Save the ones you want to come back to

Once you've found moves you like, save them so you don't have to hunt for them again.

  1. Tap the heart on any exercise card to add it to your Favourites.
  2. After you've favourited at least one, a Favourites filter appears with the phase filters.
  3. Tap Favourites to show just the moves you saved.

This is also how you revisit exercises from an earlier week. The routine view only ever shows the current week, so to repeat moves from a week that's passed, find them in the Library and favourite them. See where do I find previous weeks' routines?.

If your baby was born early

So the ages match where your baby actually is, enter their real birthdate and turn on the premature option. The app then uses corrected age for both the routine and the Library's age toggle, so a skill or stage you search for lines up with their adjusted age. Full steps are in corrected age for a premature baby.

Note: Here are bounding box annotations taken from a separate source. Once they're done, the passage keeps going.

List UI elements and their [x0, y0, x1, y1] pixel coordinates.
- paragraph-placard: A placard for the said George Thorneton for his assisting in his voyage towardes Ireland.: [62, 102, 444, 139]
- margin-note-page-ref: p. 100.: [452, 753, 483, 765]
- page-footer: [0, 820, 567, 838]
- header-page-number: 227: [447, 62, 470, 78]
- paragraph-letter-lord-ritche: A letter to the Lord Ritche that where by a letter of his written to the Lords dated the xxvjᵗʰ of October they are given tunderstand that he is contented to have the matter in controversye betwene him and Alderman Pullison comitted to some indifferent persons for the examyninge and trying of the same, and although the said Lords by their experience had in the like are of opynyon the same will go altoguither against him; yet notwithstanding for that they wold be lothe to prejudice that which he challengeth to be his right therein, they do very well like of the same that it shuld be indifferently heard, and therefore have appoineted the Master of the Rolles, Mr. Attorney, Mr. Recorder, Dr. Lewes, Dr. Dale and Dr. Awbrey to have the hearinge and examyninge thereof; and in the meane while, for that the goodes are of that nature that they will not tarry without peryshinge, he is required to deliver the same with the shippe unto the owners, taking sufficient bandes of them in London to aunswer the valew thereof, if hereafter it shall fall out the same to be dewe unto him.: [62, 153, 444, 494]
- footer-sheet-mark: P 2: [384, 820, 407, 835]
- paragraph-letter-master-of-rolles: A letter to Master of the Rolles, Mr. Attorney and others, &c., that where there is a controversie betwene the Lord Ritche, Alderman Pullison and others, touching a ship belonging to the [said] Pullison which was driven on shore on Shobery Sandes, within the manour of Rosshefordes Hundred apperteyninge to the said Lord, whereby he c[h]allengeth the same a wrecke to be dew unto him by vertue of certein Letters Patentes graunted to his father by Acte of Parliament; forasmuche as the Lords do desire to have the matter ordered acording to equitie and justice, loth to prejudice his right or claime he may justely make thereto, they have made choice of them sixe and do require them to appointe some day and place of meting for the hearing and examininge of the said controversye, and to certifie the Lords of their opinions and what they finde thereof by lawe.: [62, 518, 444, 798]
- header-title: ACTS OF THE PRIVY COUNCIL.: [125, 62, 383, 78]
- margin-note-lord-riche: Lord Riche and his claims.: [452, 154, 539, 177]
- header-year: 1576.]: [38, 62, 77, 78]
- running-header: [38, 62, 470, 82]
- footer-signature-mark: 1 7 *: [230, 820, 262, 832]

A skill we don't cover, or a worry about a milestone

This program is for healthy, typical development, and it isn't medical advice. If you're searching the Library because you're worried your baby is behind on a milestone, or your baby has a diagnosed condition you want exercises for, the right person to guide that is your pediatrician or a pediatric PT or OT. They can look at your specific baby in a way a library of general exercises can't. See when to talk to your pediatrician or pediatric PT/OT.